The TID2013 database is an upgraded version of the TID2008 database that adds seven new distortion types to the TID2008 database. The TID2013 database contains 25 reference images with an image resolution ratio is 512 pixels \(\times\) 384 pixels. These reference images are degraded with 24 types of distortion. Each distortion type has 5 different levels, resulting in a total of 3000 distortion images. The human subjective score of the image is given in the range [0, 9] with the form of MOS. The 24 distortion types are: T01 WN; T02 WN in color components is more intensive than WN in the luminance component; T03 spatially correlated noise; T04 masked noise; T05 high-frequency noise; T06 impulse noise; T07 quantization noise; T08 GB; T09 image denoising; T10 JPEG; T11 JPEG2000 transmission errors; T14 non-eccentricity pattern noise; T15 local block-wise distortions of different intensities; T16 mean shift (intensity shift); T17 contrast change; T18 change of color saturation; T19 multiplicative Gaussian noise; T20 comfort noise; T21 lossy compression of noisy images; T22 image color quantization with dither; T23 chromatic aberrations; T24 sparse sampling and reconstruction. More details can be found in [53].

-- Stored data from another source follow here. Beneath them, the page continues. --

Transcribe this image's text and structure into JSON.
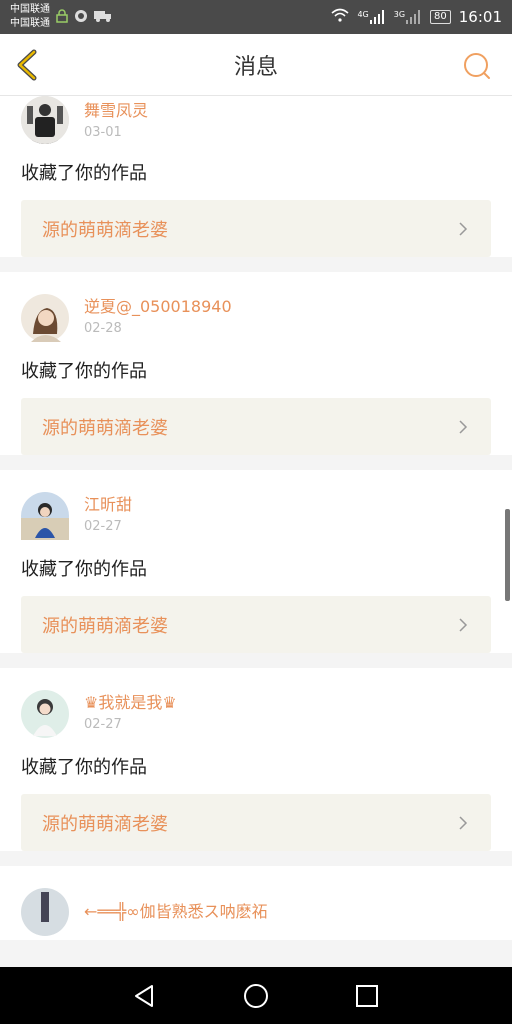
{
  "status_bar": {
    "carrier_1": "中国联通",
    "carrier_2": "中国联通",
    "net_1": "4G",
    "net_2": "3G",
    "battery": "80",
    "time": "16:01"
  },
  "nav": {
    "title": "消息",
    "back_icon": "chevron-left-icon",
    "search_icon": "search-icon",
    "accent_color": "#e8915a"
  },
  "notifications": [
    {
      "user": "舞雪凤灵",
      "date": "03-01",
      "action": "收藏了你的作品",
      "work": "源的萌萌滴老婆"
    },
    {
      "user": "逆夏@_050018940",
      "date": "02-28",
      "action": "收藏了你的作品",
      "work": "源的萌萌滴老婆"
    },
    {
      "user": "江昕甜",
      "date": "02-27",
      "action": "收藏了你的作品",
      "work": "源的萌萌滴老婆"
    },
    {
      "user": "♛我就是我♛",
      "date": "02-27",
      "action": "收藏了你的作品",
      "work": "源的萌萌滴老婆"
    },
    {
      "user": "←══╬∞伽皆熟悉ス呐麽祏",
      "date": "",
      "action": "",
      "work": ""
    }
  ],
  "system_nav": [
    "back-triangle-icon",
    "home-circle-icon",
    "recents-square-icon"
  ]
}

The range or change trend of human subjective scores in different image databases is not exactly the same. For example, in the image database, some human subjective scores range are [0, 1], some are [0, 9], and others are [0, 100]. To maintain the consistency of the calculated indicators and avoid the occurrence of numerical problems, the human subjective scores in all image databases are normalized to [0,100].